Well, 52% of it did anyway.  The UK has voted to leave the European Union and plans are already underway to ‘Make it so’: as Jean-Luc Picard would have said.    

Anyone who read my last leader will know that I didn’t want to leave, and why.  But, what’s done is done and I guess we’ll all just have to make the best of it.  Perhaps now some of the lies and deceit we have had to put up with for the last few months will begin to fade.  However, with a new Prime Minister to elect and the leader of the opposition being on definitely dodgy ground, I suspect not.    

Maybe the Brexiteers will be proved right.  Maybe we will be better off on our own; perhaps the Norther Irish will get on better now with their republican brethren; Scotland might get its independence; and we might live happily ever after.  The English football team are also on target for a World Cup win I believe.  

The truth is, nobody has the faintest idea how this shambles is going to shake out nor how to achieve what the British public have demanded … no matter what they say in front of the TV cameras.  We’ll just all have to hang on and see where we end up and trust that our leaders know what they are doing. But as most of them voted to stay, there are more manning the lifeboats than the tiller.  

The leavers are very chipper right now and the remainers are frightened. But nothing ever turns out to be as bad as we fear nor as good as we hope.  The European Union has had a kick up the backside and it might well turn out that the reforms that make it better for us all will come from what right now seems like lunacy.  

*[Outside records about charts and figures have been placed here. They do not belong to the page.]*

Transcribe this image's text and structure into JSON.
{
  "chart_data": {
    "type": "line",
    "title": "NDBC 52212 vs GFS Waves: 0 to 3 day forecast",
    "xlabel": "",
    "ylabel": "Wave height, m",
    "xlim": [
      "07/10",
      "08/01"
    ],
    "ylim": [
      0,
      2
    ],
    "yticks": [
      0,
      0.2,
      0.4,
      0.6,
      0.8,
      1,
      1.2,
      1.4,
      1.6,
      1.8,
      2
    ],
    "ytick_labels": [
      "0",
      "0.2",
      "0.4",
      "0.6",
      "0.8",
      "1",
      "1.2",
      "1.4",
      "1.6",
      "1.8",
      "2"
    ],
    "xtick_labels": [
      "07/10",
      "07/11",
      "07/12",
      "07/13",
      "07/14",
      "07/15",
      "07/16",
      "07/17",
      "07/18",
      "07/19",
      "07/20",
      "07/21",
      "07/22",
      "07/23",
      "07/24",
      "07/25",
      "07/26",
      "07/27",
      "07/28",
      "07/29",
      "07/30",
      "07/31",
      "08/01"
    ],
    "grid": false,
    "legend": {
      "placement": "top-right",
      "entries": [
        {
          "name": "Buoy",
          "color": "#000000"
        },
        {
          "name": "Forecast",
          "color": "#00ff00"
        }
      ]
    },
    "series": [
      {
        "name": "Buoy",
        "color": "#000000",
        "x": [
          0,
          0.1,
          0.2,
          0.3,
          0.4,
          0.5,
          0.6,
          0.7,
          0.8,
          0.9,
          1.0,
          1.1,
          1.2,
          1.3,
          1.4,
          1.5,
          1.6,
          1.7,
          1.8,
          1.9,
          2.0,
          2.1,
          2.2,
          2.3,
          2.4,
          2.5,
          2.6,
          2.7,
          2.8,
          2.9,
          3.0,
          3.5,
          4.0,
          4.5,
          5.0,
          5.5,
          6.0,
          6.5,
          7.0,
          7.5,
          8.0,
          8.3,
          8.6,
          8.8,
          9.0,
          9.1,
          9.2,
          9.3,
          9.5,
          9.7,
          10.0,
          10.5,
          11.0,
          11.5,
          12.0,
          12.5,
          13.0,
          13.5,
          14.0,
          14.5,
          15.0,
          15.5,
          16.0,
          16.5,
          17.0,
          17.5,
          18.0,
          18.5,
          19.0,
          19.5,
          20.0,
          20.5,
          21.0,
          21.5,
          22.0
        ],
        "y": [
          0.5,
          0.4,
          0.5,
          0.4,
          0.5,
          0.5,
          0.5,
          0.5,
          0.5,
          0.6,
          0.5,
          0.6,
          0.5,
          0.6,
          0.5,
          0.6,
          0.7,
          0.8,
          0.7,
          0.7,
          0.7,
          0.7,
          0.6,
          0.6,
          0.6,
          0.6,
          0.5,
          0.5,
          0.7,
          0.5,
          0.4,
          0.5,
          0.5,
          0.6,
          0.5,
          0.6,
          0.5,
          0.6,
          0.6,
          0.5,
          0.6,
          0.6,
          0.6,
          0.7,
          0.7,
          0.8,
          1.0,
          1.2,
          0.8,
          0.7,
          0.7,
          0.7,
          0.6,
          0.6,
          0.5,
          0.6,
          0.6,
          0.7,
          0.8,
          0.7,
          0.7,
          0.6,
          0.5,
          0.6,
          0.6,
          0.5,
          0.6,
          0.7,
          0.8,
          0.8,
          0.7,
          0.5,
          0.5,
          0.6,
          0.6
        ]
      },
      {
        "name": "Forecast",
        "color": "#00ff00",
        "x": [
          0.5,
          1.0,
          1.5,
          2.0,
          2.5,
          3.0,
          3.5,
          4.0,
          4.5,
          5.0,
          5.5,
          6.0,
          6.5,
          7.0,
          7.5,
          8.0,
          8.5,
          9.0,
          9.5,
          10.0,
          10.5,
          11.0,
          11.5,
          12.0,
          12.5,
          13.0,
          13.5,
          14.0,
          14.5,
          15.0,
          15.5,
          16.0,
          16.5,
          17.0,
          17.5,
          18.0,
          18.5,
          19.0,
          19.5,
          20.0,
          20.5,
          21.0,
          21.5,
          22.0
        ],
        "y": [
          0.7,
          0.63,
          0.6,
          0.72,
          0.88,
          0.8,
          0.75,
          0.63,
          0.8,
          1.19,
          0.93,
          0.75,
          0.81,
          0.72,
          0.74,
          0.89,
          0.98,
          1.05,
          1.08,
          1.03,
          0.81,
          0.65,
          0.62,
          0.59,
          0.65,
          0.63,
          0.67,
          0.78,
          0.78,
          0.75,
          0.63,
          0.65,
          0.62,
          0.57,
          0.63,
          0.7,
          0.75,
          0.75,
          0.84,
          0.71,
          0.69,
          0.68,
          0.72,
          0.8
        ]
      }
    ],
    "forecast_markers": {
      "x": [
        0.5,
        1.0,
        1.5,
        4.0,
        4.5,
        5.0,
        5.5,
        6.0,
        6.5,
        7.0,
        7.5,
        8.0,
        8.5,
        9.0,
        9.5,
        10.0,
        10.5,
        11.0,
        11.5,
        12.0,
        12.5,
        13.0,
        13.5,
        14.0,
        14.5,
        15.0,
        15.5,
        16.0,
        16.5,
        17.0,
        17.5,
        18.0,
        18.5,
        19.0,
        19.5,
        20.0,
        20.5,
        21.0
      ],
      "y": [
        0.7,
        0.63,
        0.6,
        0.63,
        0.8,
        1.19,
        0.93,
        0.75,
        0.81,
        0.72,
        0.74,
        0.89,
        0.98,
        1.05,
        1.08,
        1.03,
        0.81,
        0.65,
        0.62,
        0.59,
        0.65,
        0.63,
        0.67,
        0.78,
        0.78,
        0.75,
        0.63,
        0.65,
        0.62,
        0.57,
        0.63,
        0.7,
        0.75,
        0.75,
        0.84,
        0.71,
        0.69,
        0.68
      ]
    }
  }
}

The international moving industry thrives on change.  It doesn’t matter why people are moving, just that they are.  The industry is very resilient and we may find, after the initial shock has subsided, that things turn out fine.  Domestically, however, we might be in for a rougher ride as people feel less certain about their futures and less rich.    

If you want to understand what the British are concerned about, look to our sense of humour.  The more we joke about something, the more worried we are.  I’ve heard, for example, that there is a proposal to change our name from the United Kingdom, to Poundland as we are united only by our currency.  Sounds like a plan.